Y, por último, controlar la delincuencia pasa por reducir drásticamente la desigualdad, la pobreza y la falta de oportunidades laborales. A menudo el desempleo, la pobreza, la desigualdad y la falta de oportunidades son indicadas como causas de la delincuencia; y este análisis cobra bastante sentido si se comparan países de distintos niveles de desarrollo, ingresos y prosperidad, con países como el nuestro, en vías de desarrollo. La cantidad de seguridad, o inseguridad, que se vive es directamente proporcional, y ello no es casualidad.
Un plan nacional, integrado y multisistémico para la superación de la delincuencia debiera abordar, sin temores ni reservas ideológicas, todos los aspectos que inciden en la génesis de la delincuencia, incluyendo los vicios del modelo económico que tenemos en Chile.

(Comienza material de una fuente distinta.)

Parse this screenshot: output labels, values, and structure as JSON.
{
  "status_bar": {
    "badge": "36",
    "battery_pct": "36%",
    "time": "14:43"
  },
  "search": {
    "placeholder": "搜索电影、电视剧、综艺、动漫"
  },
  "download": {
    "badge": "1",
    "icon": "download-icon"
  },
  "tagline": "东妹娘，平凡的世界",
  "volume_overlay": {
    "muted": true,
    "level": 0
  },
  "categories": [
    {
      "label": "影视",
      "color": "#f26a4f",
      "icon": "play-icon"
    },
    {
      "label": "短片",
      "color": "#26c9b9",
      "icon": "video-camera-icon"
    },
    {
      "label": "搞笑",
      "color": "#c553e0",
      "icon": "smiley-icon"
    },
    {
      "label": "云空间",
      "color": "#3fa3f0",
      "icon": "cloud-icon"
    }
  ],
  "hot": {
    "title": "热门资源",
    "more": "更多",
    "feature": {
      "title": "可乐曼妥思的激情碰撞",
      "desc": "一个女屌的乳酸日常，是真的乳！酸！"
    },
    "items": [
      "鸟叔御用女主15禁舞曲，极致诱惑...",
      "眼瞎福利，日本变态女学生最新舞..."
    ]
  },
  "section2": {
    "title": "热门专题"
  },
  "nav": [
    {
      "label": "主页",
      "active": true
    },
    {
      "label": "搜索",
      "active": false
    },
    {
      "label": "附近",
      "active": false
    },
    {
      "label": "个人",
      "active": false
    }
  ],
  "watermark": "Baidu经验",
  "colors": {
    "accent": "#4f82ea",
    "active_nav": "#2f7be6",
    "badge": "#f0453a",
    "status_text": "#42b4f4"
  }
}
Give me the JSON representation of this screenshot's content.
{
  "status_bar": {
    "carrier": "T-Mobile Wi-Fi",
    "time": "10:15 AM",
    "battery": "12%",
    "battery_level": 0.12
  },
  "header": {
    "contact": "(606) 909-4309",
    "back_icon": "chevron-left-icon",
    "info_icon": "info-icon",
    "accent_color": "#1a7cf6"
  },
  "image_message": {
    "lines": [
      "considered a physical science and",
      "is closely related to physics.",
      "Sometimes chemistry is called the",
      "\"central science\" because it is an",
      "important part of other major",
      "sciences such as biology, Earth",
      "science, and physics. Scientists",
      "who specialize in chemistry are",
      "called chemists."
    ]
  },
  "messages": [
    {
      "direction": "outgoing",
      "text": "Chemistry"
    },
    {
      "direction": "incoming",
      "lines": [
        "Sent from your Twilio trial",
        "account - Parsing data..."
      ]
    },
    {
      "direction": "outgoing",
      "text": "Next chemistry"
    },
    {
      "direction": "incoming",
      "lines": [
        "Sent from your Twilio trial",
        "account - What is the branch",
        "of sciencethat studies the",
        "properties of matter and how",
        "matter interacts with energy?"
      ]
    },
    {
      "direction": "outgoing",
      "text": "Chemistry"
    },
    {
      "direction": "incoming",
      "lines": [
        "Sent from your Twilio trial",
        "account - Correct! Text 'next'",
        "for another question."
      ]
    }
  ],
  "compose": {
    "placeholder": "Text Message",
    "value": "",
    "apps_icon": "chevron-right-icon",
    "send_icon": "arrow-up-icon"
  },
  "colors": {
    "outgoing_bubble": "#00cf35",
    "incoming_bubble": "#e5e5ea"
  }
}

Mientras más largas son las jornadas laborales, y peores son las condiciones de transporte, más tiempo solos pasan los niños y adolescentes, lo que los hace vulnerables. Mientras mayor es la brecha salarial entre hombres y mujeres, más horas deben trabajar las mujeres, y más vulnerables son los hijos de las madres solteras. Y si la conservación de los barrios, o los servicios que estos ofrecen, dependen únicamente de los ingresos de quienes los habitan, seguiremos reproduciendo la precariedad, la desigualdad, la marginación y, como estamos viendo hoy, la inseguridad en nuestro país.